Our production MarkLogic DB is having 1.2 TB data divided among 6 forests. We plan to add 2 new forests to reduce stands per forest count.

Now, adding new forests starts rebalancing the data. That's okay, it takes time. But this rebalancing time keeps shooting up whenever merges start alongside rebalancing. Sometimes it takes, estimated 8 hours to suddenly to 16 hours. So, on average the whole process is taking approximately 24 hours.

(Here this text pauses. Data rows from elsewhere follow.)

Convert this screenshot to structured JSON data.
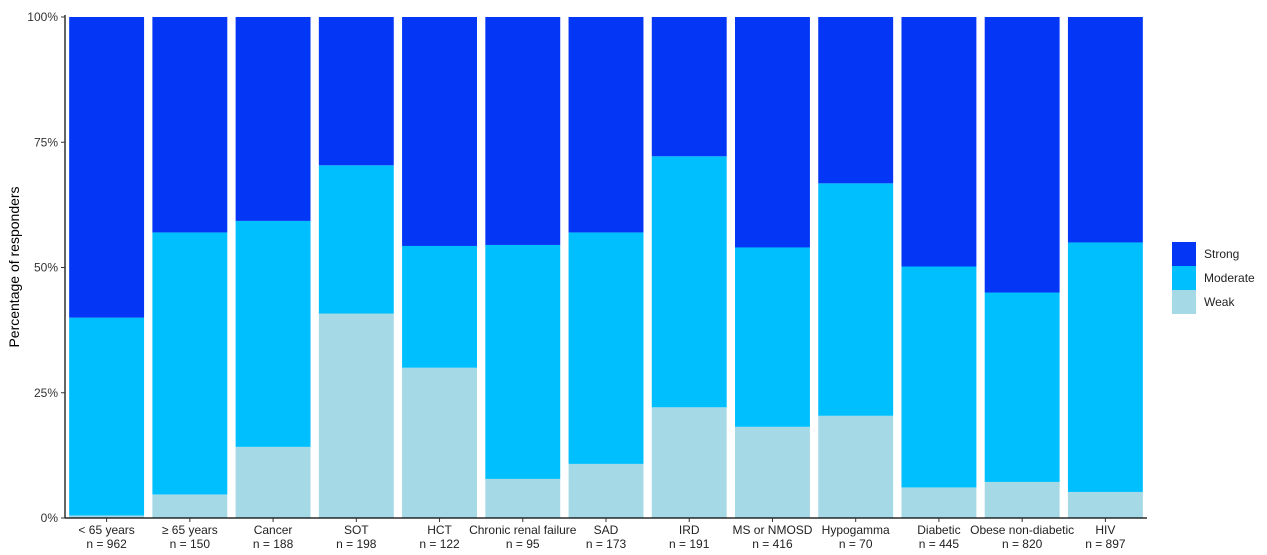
{
  "chart_data": {
    "type": "bar",
    "stacked": true,
    "title": "",
    "xlabel": "",
    "ylabel": "Percentage of responders",
    "ylim": [
      0,
      100
    ],
    "y_ticks": [
      "0%",
      "25%",
      "50%",
      "75%",
      "100%"
    ],
    "grid": false,
    "legend_position": "right",
    "categories": [
      "< 65 years",
      "≥ 65 years",
      "Cancer",
      "SOT",
      "HCT",
      "Chronic renal failure",
      "SAD",
      "IRD",
      "MS or NMOSD",
      "Hypogamma",
      "Diabetic",
      "Obese non-diabetic",
      "HIV"
    ],
    "n_labels": [
      "n = 962",
      "n = 150",
      "n = 188",
      "n = 198",
      "n = 122",
      "n = 95",
      "n = 173",
      "n = 191",
      "n = 416",
      "n = 70",
      "n = 445",
      "n = 820",
      "n = 897"
    ],
    "series": [
      {
        "name": "Weak",
        "color": "#a6d9e6",
        "values": [
          0.5,
          4.7,
          14.2,
          40.8,
          30.0,
          7.8,
          10.8,
          22.1,
          18.2,
          20.4,
          6.1,
          7.2,
          5.2
        ]
      },
      {
        "name": "Moderate",
        "color": "#00bfff",
        "values": [
          39.5,
          52.3,
          45.1,
          29.6,
          24.3,
          46.7,
          46.2,
          50.1,
          35.8,
          46.4,
          44.1,
          37.8,
          49.8
        ]
      },
      {
        "name": "Strong",
        "color": "#0336f5",
        "values": [
          60.0,
          43.0,
          40.7,
          29.6,
          45.7,
          45.5,
          43.0,
          27.8,
          46.0,
          33.2,
          49.8,
          55.0,
          45.0
        ]
      }
    ],
    "legend_order": [
      "Strong",
      "Moderate",
      "Weak"
    ]
  }
}
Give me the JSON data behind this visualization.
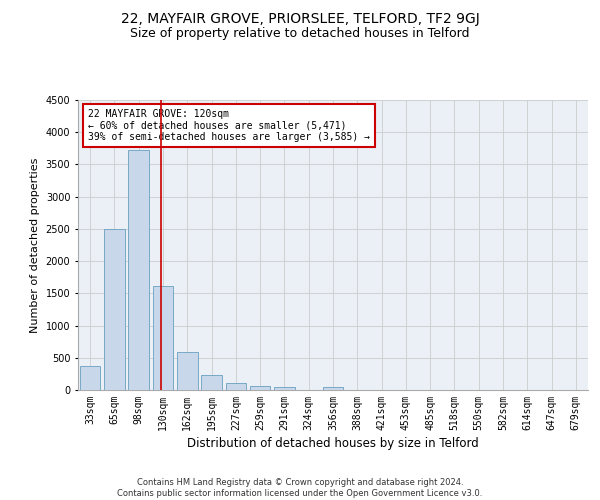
{
  "title1": "22, MAYFAIR GROVE, PRIORSLEE, TELFORD, TF2 9GJ",
  "title2": "Size of property relative to detached houses in Telford",
  "xlabel": "Distribution of detached houses by size in Telford",
  "ylabel": "Number of detached properties",
  "categories": [
    "33sqm",
    "65sqm",
    "98sqm",
    "130sqm",
    "162sqm",
    "195sqm",
    "227sqm",
    "259sqm",
    "291sqm",
    "324sqm",
    "356sqm",
    "388sqm",
    "421sqm",
    "453sqm",
    "485sqm",
    "518sqm",
    "550sqm",
    "582sqm",
    "614sqm",
    "647sqm",
    "679sqm"
  ],
  "values": [
    370,
    2500,
    3720,
    1620,
    590,
    230,
    110,
    60,
    40,
    0,
    45,
    0,
    0,
    0,
    0,
    0,
    0,
    0,
    0,
    0,
    0
  ],
  "bar_color": "#c8d8ea",
  "bar_edge_color": "#6a9fc0",
  "vline_color": "#cc0000",
  "vline_pos": 2.925,
  "annotation_text": "22 MAYFAIR GROVE: 120sqm\n← 60% of detached houses are smaller (5,471)\n39% of semi-detached houses are larger (3,585) →",
  "annotation_box_color": "#ffffff",
  "annotation_box_edge": "#cc0000",
  "ylim": [
    0,
    4500
  ],
  "yticks": [
    0,
    500,
    1000,
    1500,
    2000,
    2500,
    3000,
    3500,
    4000,
    4500
  ],
  "grid_color": "#cccccc",
  "bg_color": "#eaf0f6",
  "footer": "Contains HM Land Registry data © Crown copyright and database right 2024.\nContains public sector information licensed under the Open Government Licence v3.0.",
  "title1_fontsize": 10,
  "title2_fontsize": 9,
  "xlabel_fontsize": 8.5,
  "ylabel_fontsize": 8,
  "tick_fontsize": 7,
  "footer_fontsize": 6
}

My question is - If we disable the merge before adding the new forests and enable the manual merge soon after rebalancing completes( after adding forests), would the combined process be faster? And, will it be safe to do this?

2

There are 2 answers

0
asusu On

In addition to the other info provided, assignment policy may affect how much work is done. See for example: https://docs.marklogic.com/guide/admin/database-rebalancing#id_81616 . You can also set the rebalancer throttle to make it work slower if the system is getting overwhelmed. But if you turn off merging while rebalancing I'm going to bet you'll hit a TOOMANYSTANDS error pretty quickly since the small stands will need to be written because of the rebalancer, but won't be able to merge to larger+fewer stands.

1
Mike Gardner On

Anything that affects disk IO will affect the speed of rebalancing, including merging and standard database activity, however care should be taken if you are disabling merging.

The risk of disabling merging, is that you prevent the system from pruning stands, so if too many stands accumulate you may hit the hard limit, which will impact server operation.

If merging is having such a heavy impact, then you can look at tuning the merge configurations. More information can be found in the documentation.